After the tour we were driven back to Alter do Chão where I did some exploring of the town looking for the store Araribá, a store that had been recommended to us for its superb collection indigenous Brazilian art.
Returned to the ship for a late lunch at the “Dive In” burger stand poolside on the Lido. While I was ashore the Captain announced that he was going to ease up on the “code red” status on selected items. He down-graded the “code red” and replaced it with a “code yellow”; the hot tubs and pool were reopened; the Library books were once again available and some of the restrictions on self service in the Lido buffet line were lifted. The Captain still insisted that another 48 hours was needed before he would remove all of the restrictions.

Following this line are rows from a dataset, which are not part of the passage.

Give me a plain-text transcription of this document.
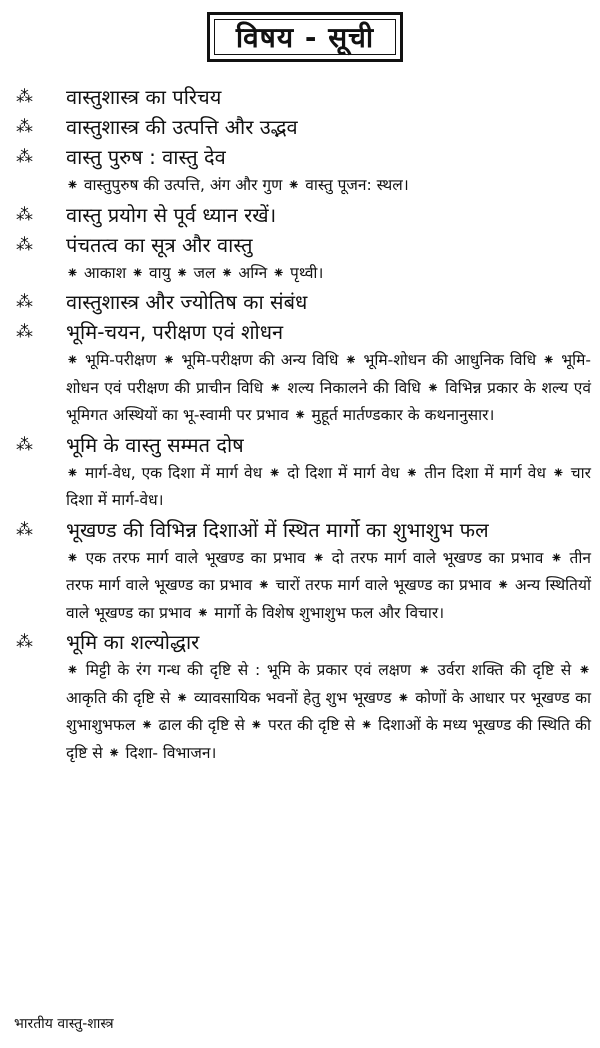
विषय - सूची
⁂	वास्तुशास्त्र का परिचय
⁂	वास्तुशास्त्र की उत्पत्ति और उद्भव
⁂	वास्तु पुरुष : वास्तु देव
⁕ वास्तुपुरुष की उत्पत्ति, अंग और गुण ⁕ वास्तु पूजन: स्थल।
⁂	वास्तु प्रयोग से पूर्व ध्यान रखें।
⁂	पंचतत्व का सूत्र और वास्तु
⁕ आकाश ⁕ वायु ⁕ जल ⁕ अग्नि ⁕ पृथ्वी।
⁂	वास्तुशास्त्र और ज्योतिष का संबंध
⁂	भूमि-चयन, परीक्षण एवं शोधन
⁕ भूमि-परीक्षण ⁕ भूमि-परीक्षण की अन्य विधि ⁕ भूमि-शोधन की आधुनिक विधि ⁕ भूमि-शोधन एवं परीक्षण की प्राचीन विधि ⁕ शल्य निकालने की विधि ⁕ विभिन्न प्रकार के शल्य एवं भूमिगत अस्थियों का भू-स्वामी पर प्रभाव ⁕ मुहूर्त मार्तण्डकार के कथनानुसार।
⁂	भूमि के वास्तु सम्मत दोष
⁕ मार्ग-वेध, एक दिशा में मार्ग वेध ⁕ दो दिशा में मार्ग वेध ⁕ तीन दिशा में मार्ग वेध ⁕ चार दिशा में मार्ग-वेध।
⁂	भूखण्ड की विभिन्न दिशाओं में स्थित मार्गो का शुभाशुभ फल
⁕ एक तरफ मार्ग वाले भूखण्ड का प्रभाव ⁕ दो तरफ मार्ग वाले भूखण्ड का प्रभाव ⁕ तीन तरफ मार्ग वाले भूखण्ड का प्रभाव ⁕ चारों तरफ मार्ग वाले भूखण्ड का प्रभाव ⁕ अन्य स्थितियों वाले भूखण्ड का प्रभाव ⁕ मार्गो के विशेष शुभाशुभ फल और विचार।
⁂	भूमि का शल्योद्धार
⁕ मिट्टी के रंग गन्ध की दृष्टि से : भूमि के प्रकार एवं लक्षण ⁕ उर्वरा शक्ति की दृष्टि से ⁕ आकृति की दृष्टि से ⁕ व्यावसायिक भवनों हेतु शुभ भूखण्ड ⁕ कोणों के आधार पर भूखण्ड का शुभाशुभफल ⁕ ढाल की दृष्टि से ⁕ परत की दृष्टि से ⁕ दिशाओं के मध्य भूखण्ड की स्थिति की दृष्टि से ⁕ दिशा- विभाजन।
भारतीय वास्तु-शास्त्र
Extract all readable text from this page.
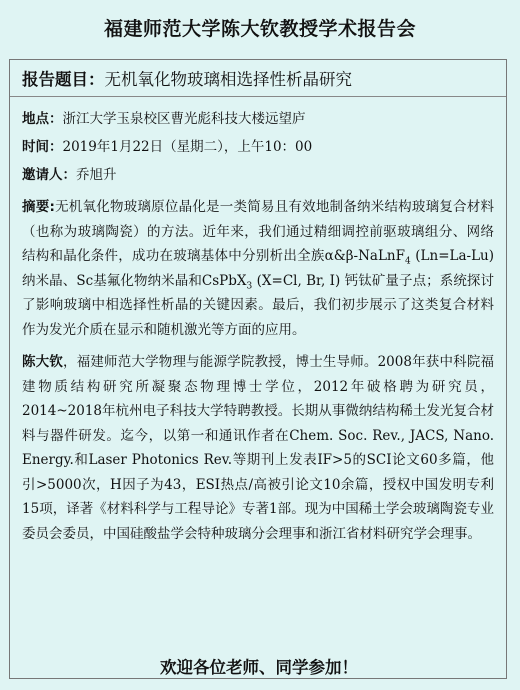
福建师范大学陈大钦教授学术报告会
报告题目：无机氧化物玻璃相选择性析晶研究
地点：浙江大学玉泉校区曹光彪科技大楼远望庐
时间：2019年1月22日（星期二），上午10：00
邀请人：乔旭升
摘要:无机氧化物玻璃原位晶化是一类简易且有效地制备纳米结构玻璃复合材料（也称为玻璃陶瓷）的方法。近年来，我们通过精细调控前驱玻璃组分、网络结构和晶化条件，成功在玻璃基体中分别析出全族α&β-NaLnF$_4$ (Ln=La-Lu) 纳米晶、Sc基氟化物纳米晶和CsPbX$_3$ (X=Cl, Br, I) 钙钛矿量子点；系统探讨了影响玻璃中相选择性析晶的关键因素。最后，我们初步展示了这类复合材料作为发光介质在显示和随机激光等方面的应用。
陈大钦，福建师范大学物理与能源学院教授，博士生导师。2008年获中科院福建物质结构研究所凝聚态物理博士学位，2012年破格聘为研究员，2014~2018年杭州电子科技大学特聘教授。长期从事微纳结构稀土发光复合材料与器件研发。迄今，以第一和通讯作者在Chem. Soc. Rev., JACS, Nano. Energy.和Laser Photonics Rev.等期刊上发表IF>5的SCI论文60多篇，他引>5000次，H因子为43，ESI热点/高被引论文10余篇，授权中国发明专利15项，译著《材料科学与工程导论》专著1部。现为中国稀土学会玻璃陶瓷专业委员会委员，中国硅酸盐学会特种玻璃分会理事和浙江省材料研究学会理事。
欢迎各位老师、同学参加！
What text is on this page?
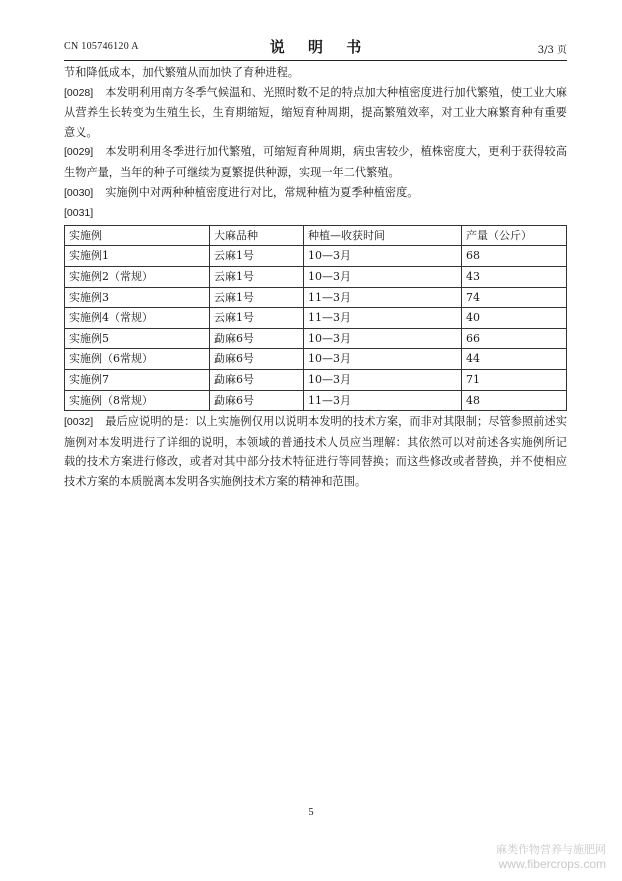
CN 105746120 A	说 明 书	3/3 页

节和降低成本，加代繁殖从而加快了育种进程。

[0028] 本发明利用南方冬季气候温和、光照时数不足的特点加大种植密度进行加代繁殖，使工业大麻从营养生长转变为生殖生长，生育期缩短，缩短育种周期，提高繁殖效率，对工业大麻繁育种有重要意义。

[0029] 本发明利用冬季进行加代繁殖，可缩短育种周期，病虫害较少，植株密度大，更利于获得较高生物产量，当年的种子可继续为夏繁提供种源，实现一年二代繁殖。

[0030] 实施例中对两种种植密度进行对比，常规种植为夏季种植密度。

[0031]

实施例	大麻品种	种植—收获时间	产量（公斤）
实施例1	云麻1号	10—3月	68
实施例2（常规）	云麻1号	10—3月	43
实施例3	云麻1号	11—3月	74
实施例4（常规）	云麻1号	11—3月	40
实施例5	勐麻6号	10—3月	66
实施例（6常规）	勐麻6号	10—3月	44
实施例7	勐麻6号	10—3月	71
实施例（8常规）	勐麻6号	11—3月	48

[0032] 最后应说明的是：以上实施例仅用以说明本发明的技术方案，而非对其限制；尽管参照前述实施例对本发明进行了详细的说明，本领域的普通技术人员应当理解：其依然可以对前述各实施例所记载的技术方案进行修改，或者对其中部分技术特征进行等同替换；而这些修改或者替换，并不使相应技术方案的本质脱离本发明各实施例技术方案的精神和范围。

5
麻类作物营养与施肥网
www.fibercrops.com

After dinner entertainment was by Davie Howes, another British musician who was accomplished on several brass instruments, the coronet, the post horn, the pocket trumpet and the flugel horn. Just before his performance started the Captain came on the PA system and announced that
we had to turn back to Santarém because of a medical emergency. A passenger had been injured and required hospitalization. It took us over an hour and a half to turn around and approach the city, where we dropped one of our tenders and evacuated the individual, their personal belongings and a translator to assist. Everything was done with a high degree of precision and professionalism – the boat crew should be acknowledged.
Thursday – Mar. 20/14, Last day cruising on the Amazon
Captain is really making up time, as he has to cross the bar before the tide drops when there will only be 3 m under the keel at high tide.
As is fitting for our last full day in the Amazonian basin it has rained off and on all day. We have been travelling in and out of clouds, fog and passing showers.
Now that the “code red” status has been eased the Culinary Hostess Stefaney was able to resume the Cooking Show demos. This morning’s presentation featured
three post Lent treats for us: Rum Balls, Sex in a Pan and Raspberry Meringue Bars. This afternoon Raj prepared Jerk Chicken with Peppa Cream Sauce and Mango Chutney.
Notice in the daily: Possible Satellite Outages – Solar outages happen when the sun appears in the sky behind the satellite that the earth station antenna is pointing towards. The energy from the sun is received by the earth station antenna, and is more powerful than what the satellite is sending, resulting in total loss of signal.
This evening’s performance was a classical pianist Naomi.